The information provided in the table can help to acquire additional knowledge about the CFTR gene and its current variant. For instance, in CFTR, ARG1158TER, the first part describes the type of protein that is impacted. Another part stands for the changes in the arginine position. This means that ARG stands for arginine, 1158 for the position. In such a way, looking at the abbreviation, specialists can realize that the given CFTR mutation is characterized by the alteration of arginine position, TER indicates that the gene is close to the end of the p or q arm (the position in the chromosome).

Figure 1. CFTR Gene

       Intron         Exon          Intron        Exon     Intron    Exon       Intron         Exon          Intron

Every gene has a unique structure that differentiates it from others. Thus, introns and exons are specific nucleotide sequences that can be found within every gene. The CFTR gene has 27 exons and 26 introns, which are graphically represented as coming one after another (See Figure 1). Introns are usually removed by RNA splicing and that are not expressed in mRNA products, while exons remain bonded to one another to created mature mRNA (Gillies and Hewitt 78). In such a way, exons and introns guarantee the appropriate functioning of the gene and coding of specific information, along with the transmission of traits (Freeman et al. 110). Under the impact of mutations, genetic sequences alter, and new variants with specific location of introns and exons emerge.
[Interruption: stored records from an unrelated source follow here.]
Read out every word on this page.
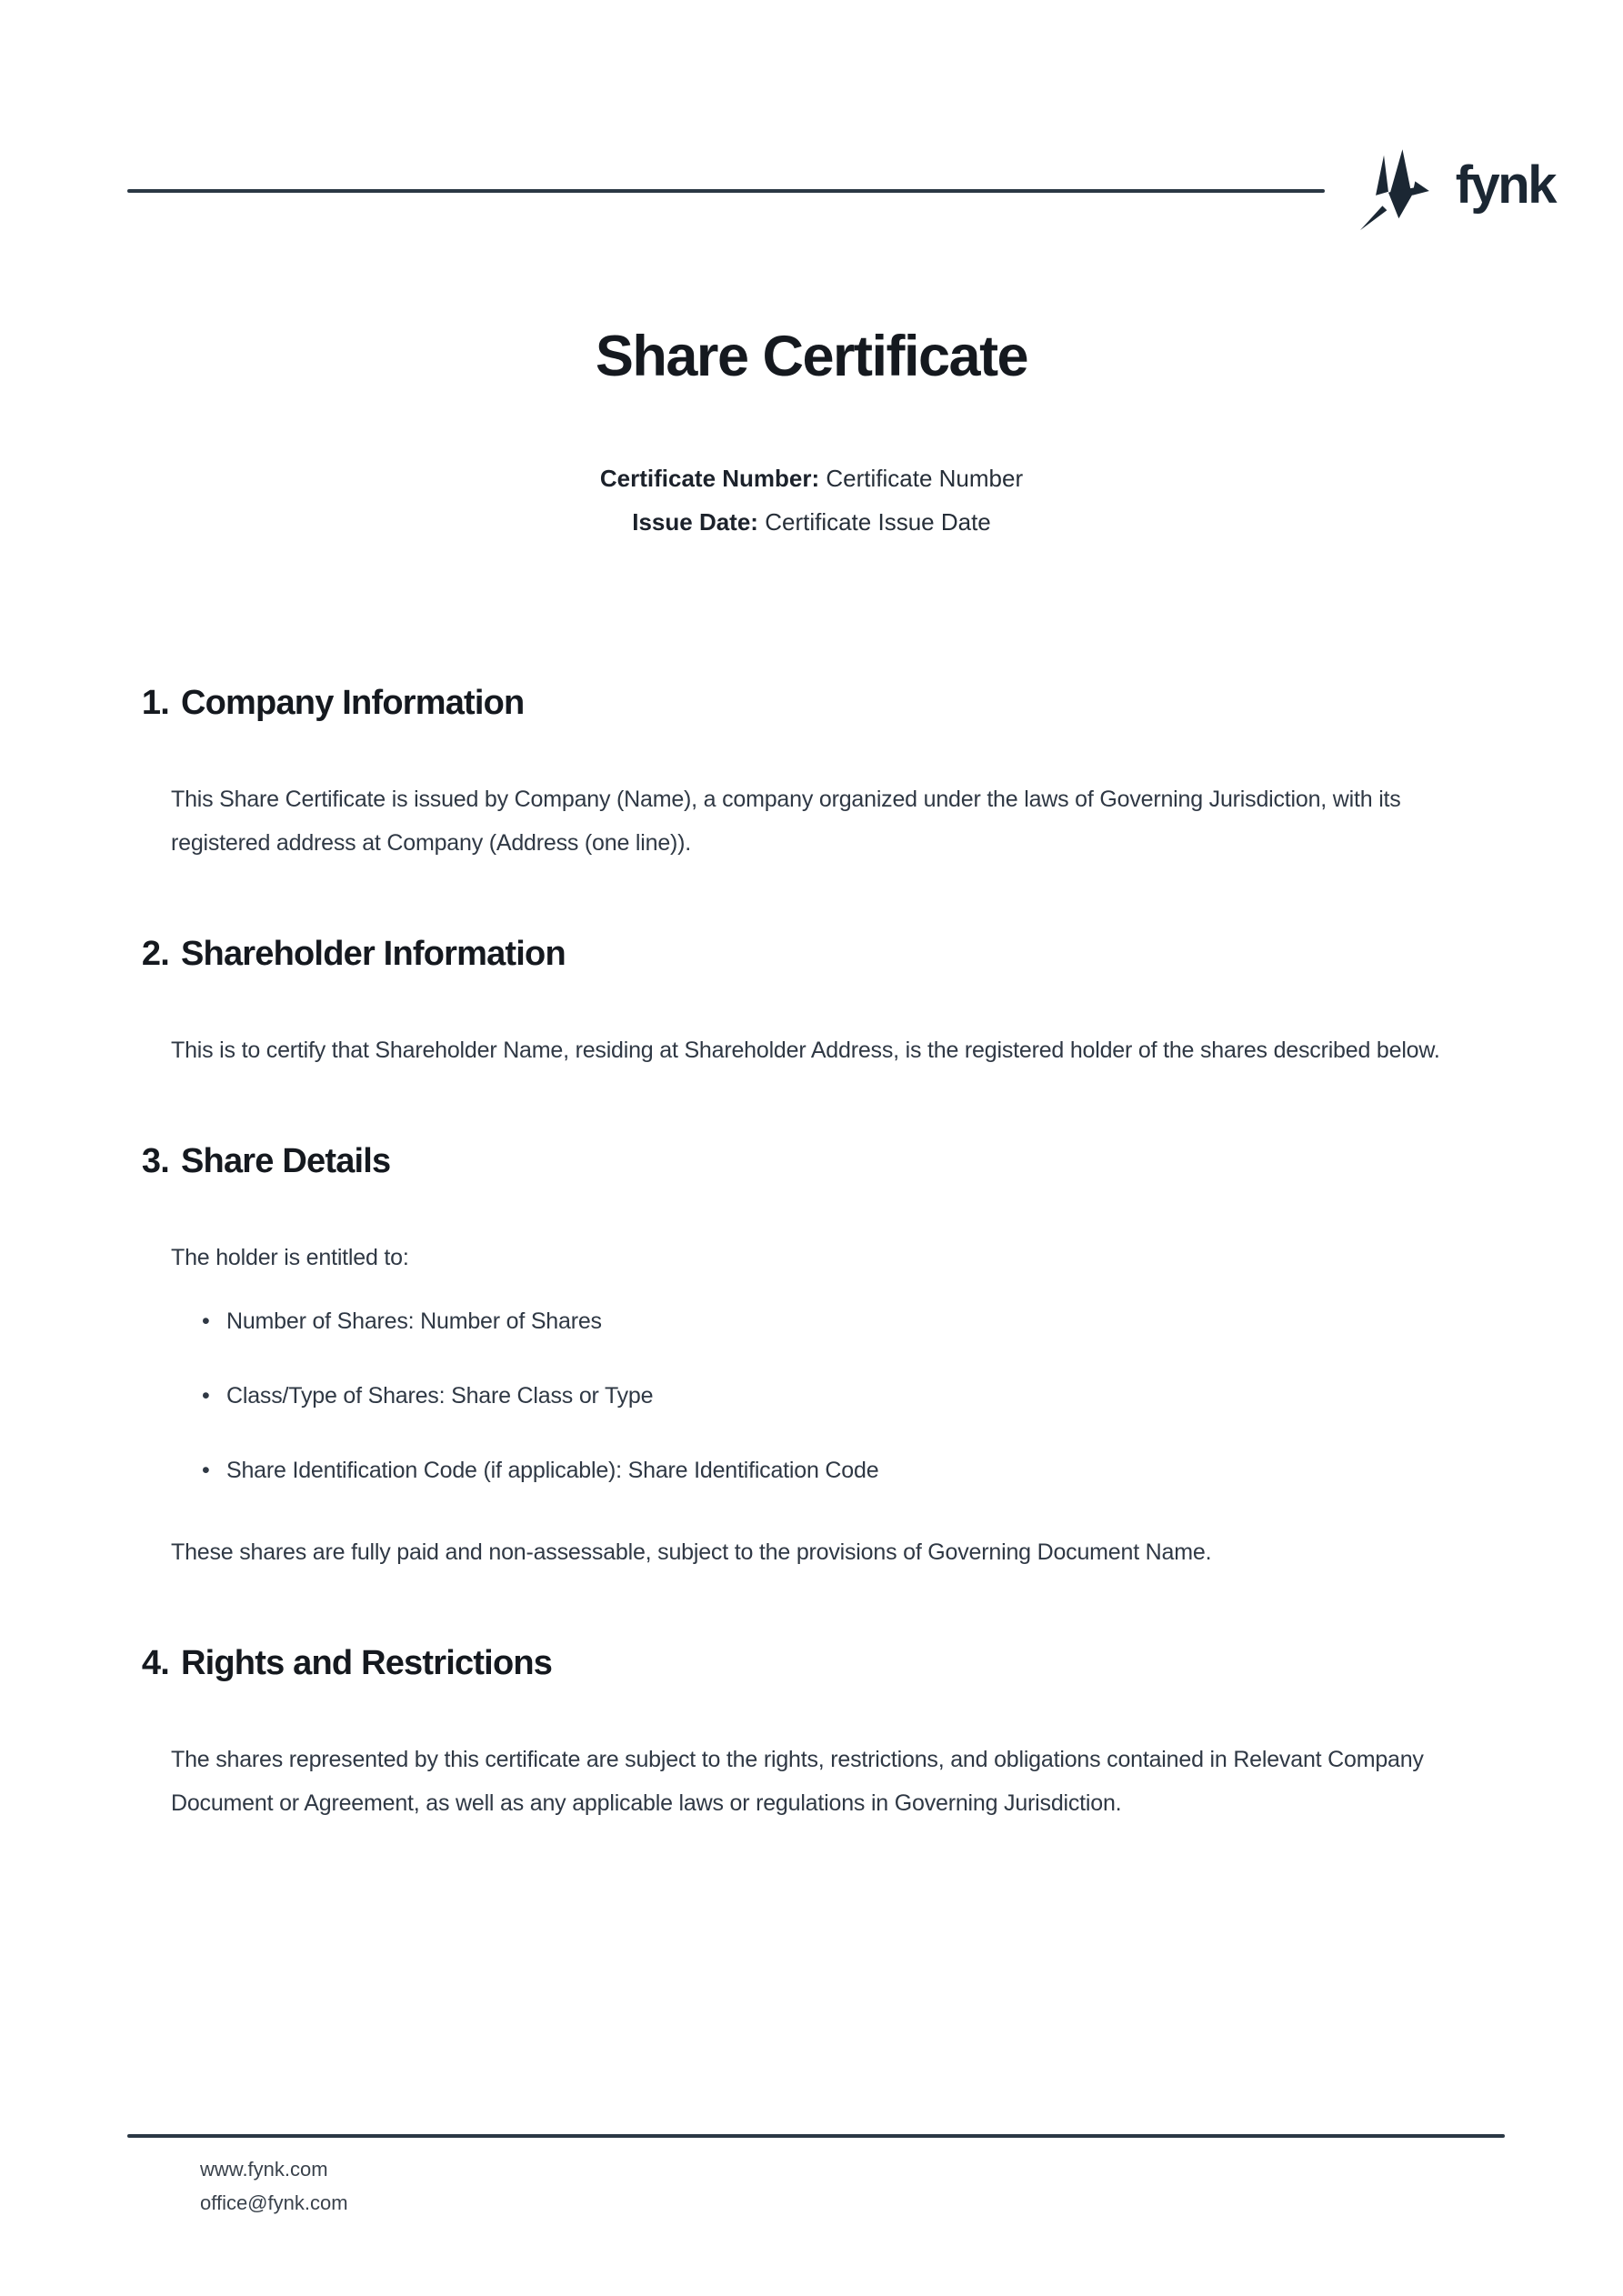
fynk
Share Certificate

Certificate Number: Certificate Number

Issue Date: Certificate Issue Date

1. Company Information

This Share Certificate is issued by Company (Name), a company organized under the laws of Governing Jurisdiction, with its registered address at Company (Address (one line)).

2. Shareholder Information

This is to certify that Shareholder Name, residing at Shareholder Address, is the registered holder of the shares described below.

3. Share Details

The holder is entitled to:

• Number of Shares: Number of Shares
• Class/Type of Shares: Share Class or Type
• Share Identification Code (if applicable): Share Identification Code

These shares are fully paid and non-assessable, subject to the provisions of Governing Document Name.

4. Rights and Restrictions

The shares represented by this certificate are subject to the rights, restrictions, and obligations contained in Relevant Company Document or Agreement, as well as any applicable laws or regulations in Governing Jurisdiction.

www.fynk.com
office@fynk.com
As far as there are many allelic variants of the CFTR gene, it is vital to realize the main features that differentiate them. For instance, CFTR, ILE507DEL, means that the 507th codon that codes for isoleucine is deleted. The absence of 507 unit preconditions the reduction of mRNA and change in CFTR protein, which means that another allelic variant is observed (Cystic Fibrosis Transmembrane Conductance Regulator; CFTR). For another type,.0020 CYSTIC FIBROSIS, CFTR 1-BP DEL 3659, other changes are peculiar. There is a deletion of C at nucleotide 3659 in exon 19 of the CFTR gene (Cystic Fibrosis Transmembrane Conductance Regulator; CFTR). It preconditions a frameshift and changes in mRNA that are associated with this factor. Both these alleles of the CFTR genes might cause the emergence and development of the disease.
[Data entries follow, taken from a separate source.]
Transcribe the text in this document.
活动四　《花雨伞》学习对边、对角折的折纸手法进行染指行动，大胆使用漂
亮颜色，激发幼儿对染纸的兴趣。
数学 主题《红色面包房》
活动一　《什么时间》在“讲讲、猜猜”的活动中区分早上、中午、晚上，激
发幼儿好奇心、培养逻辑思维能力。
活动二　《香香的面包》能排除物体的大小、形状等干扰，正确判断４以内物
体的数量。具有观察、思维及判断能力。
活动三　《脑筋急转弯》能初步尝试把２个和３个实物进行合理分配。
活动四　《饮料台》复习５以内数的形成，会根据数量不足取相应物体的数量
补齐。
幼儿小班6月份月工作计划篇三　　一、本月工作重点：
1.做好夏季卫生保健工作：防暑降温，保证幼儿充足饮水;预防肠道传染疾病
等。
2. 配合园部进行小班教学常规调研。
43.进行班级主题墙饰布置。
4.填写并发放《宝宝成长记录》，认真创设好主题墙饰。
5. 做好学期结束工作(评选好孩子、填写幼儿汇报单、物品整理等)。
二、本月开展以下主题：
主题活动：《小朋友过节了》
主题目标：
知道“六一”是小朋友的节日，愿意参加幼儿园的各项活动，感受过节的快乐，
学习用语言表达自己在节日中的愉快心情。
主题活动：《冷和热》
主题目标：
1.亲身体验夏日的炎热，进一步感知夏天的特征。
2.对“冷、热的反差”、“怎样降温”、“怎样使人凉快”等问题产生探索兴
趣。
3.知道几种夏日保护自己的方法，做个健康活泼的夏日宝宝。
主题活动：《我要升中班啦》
In such a way, one can see that both CFTR, ILE507DEL, and CFTR 1-BP DEL 3659 are alleles of the same CFTR gene that emerge under the impact of the mutation. Regardless of the differences in their structure, the given genes still possess the opportunity to affect the work of proteins and the functioning of the body. The CFTR gene introduces specific instructions for generating cystic fibrosis transmembrane conductance regulator. This sort of protein is located in the membrane of cells producing mucus, sweat, tears, etc. In such a way, the gene preconditions the alterations in the work of this very protein, and secretions become thick, which affects the cell membrane and preconditions the evolution of the complex state.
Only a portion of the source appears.